The answer, to my way of thinking, is in the other places and spaces in our curricula where we can assess differently.

This puts a very clear responsibility on the k-10 curriculum. And once again, my description of the Australian Curriculum (and tarred with the same brush the IB and the UWCSEA Learning Program) does it no justice. There are no exams required in the Australian Curriculum prior to Year 11/12. The long shadow of Year 12 certainly has an influence over how teachers and students think in the lower years, but there is no policy requirement to assess with exams.

The question this begs is how should students be assessed K - 10? What does an assessment system that 'tests for truth and utility' in forms 'centred around individual and social purpose' look like? If my analysis is correct, then clearly not like an exam where 'truth and utility' are centred around the power structures of a familiar elite and the normalising tendencies of existing knowledge.
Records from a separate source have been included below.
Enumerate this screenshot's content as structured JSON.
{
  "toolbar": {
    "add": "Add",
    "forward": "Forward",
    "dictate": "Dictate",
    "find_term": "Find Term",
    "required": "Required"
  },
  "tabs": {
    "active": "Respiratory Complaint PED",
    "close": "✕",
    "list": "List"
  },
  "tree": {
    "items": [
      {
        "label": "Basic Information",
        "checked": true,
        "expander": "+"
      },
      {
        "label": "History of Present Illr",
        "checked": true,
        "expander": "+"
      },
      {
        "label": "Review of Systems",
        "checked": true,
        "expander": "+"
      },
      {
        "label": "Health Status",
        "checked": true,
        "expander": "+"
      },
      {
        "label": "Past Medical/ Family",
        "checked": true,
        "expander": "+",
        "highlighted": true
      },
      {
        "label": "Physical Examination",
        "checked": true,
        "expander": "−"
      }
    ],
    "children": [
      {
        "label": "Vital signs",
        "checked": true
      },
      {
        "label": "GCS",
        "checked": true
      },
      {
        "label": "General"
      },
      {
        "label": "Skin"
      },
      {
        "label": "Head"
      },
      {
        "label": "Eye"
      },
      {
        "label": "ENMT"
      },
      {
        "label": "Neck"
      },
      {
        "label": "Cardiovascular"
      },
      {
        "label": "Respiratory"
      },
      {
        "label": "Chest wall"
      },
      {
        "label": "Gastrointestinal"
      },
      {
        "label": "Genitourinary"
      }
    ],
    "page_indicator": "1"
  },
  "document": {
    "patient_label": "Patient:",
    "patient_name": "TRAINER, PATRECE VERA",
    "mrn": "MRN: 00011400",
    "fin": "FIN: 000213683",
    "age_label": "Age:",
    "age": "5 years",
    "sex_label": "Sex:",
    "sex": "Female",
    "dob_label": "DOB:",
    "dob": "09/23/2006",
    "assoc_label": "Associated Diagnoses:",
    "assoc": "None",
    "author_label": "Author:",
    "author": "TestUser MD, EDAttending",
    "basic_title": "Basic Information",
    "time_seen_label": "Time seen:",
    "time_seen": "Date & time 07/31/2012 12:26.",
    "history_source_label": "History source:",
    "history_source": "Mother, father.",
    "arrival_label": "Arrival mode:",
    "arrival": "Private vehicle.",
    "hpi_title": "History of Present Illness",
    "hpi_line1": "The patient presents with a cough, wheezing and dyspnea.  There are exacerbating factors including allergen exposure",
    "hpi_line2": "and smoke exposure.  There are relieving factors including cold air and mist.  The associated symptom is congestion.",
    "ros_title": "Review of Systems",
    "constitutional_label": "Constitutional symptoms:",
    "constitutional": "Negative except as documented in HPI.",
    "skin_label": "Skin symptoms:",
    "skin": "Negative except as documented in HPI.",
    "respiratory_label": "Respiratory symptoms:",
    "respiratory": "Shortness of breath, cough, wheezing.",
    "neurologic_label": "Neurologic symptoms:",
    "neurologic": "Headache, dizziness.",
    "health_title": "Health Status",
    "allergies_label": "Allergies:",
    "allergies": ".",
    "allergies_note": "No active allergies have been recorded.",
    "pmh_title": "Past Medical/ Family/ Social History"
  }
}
This is too big a question to explore in any detail in this post but it's one I need to return to; my purpose in this post was not to provide a comprehensive answer but to ask what I hope is a compelling question. That said, here are a few preliminary thoughts towards some kinds of assessment which might better support student autonomy and skill development in line with the Capabilities/ATLs/Skills and Qualities:


  • The process of setting goals and teacher and student evaluation against those goals puts students more at the centre of their learning. 
  • Spending more time outside classrooms exploring how to use their skills in and on the world would seem like another potential opportunity.
  • I think my Outdoor Ed colleagues would be mumbling under their breath that it is about time the rest of us caught up - they've been doing this for generations.
  • Our Middle School Writing units all have built into them this question to the student:


How are you going to publish your writing

In other words, who or how will your writing influence, change, inspire, entertain, engage, amuse, enrage, provoke or prod? In engaging with students around this question, we are engaging with their skills for understanding their autonomy and social purpose. Conversations around who you want to write for and why can become conversations about being "principled" and "self-aware" as students grapple to build their skills for shaping the world. I prepare them for exams by teaching students to shape language, I prepare them for life by supporting them to learn how to shape the world.
At the moment this important question about publishing gets only a small space in my planning. What I have persuaded myself in this post is that it must get more.

  • Student self assessment of learning through structures like "portfolios" of writing seem very important. A carefully considered "student lead portfolio assessment" process where students take the lead in demonstrating learning to parents has many of the elements that might support student autonomy and skill development - particularly if the Capabilities/ATLs/Skills and Qualities can be a structuring element.
  • The IBO, in their wisdom, have a range of structures that develop student autonomy and encourage connection with authentic audiences. The Extended Essay CAS and TOK requirements in the IBDP are one mechanism as are the Exhibition in the PYP and Personal and Community projects in MYP.


I see the K - 10 curriculum as having a responsibility to balance the scales. Through necessity, subject content weighs heavy in the final years and skills get less priority in the curriculum. In the Middle School and the Primary School, we need to redress this balance and put more weight on the ability of students to demonstrate skills through autonomous and self-directed learning where reading the stories of others takes a bit less of the focus and writing stories of their own takes more.







1. Schultz L (2007) Educating for global citizenship. The Alberta Journal of Educational Research 5(3): 248–258.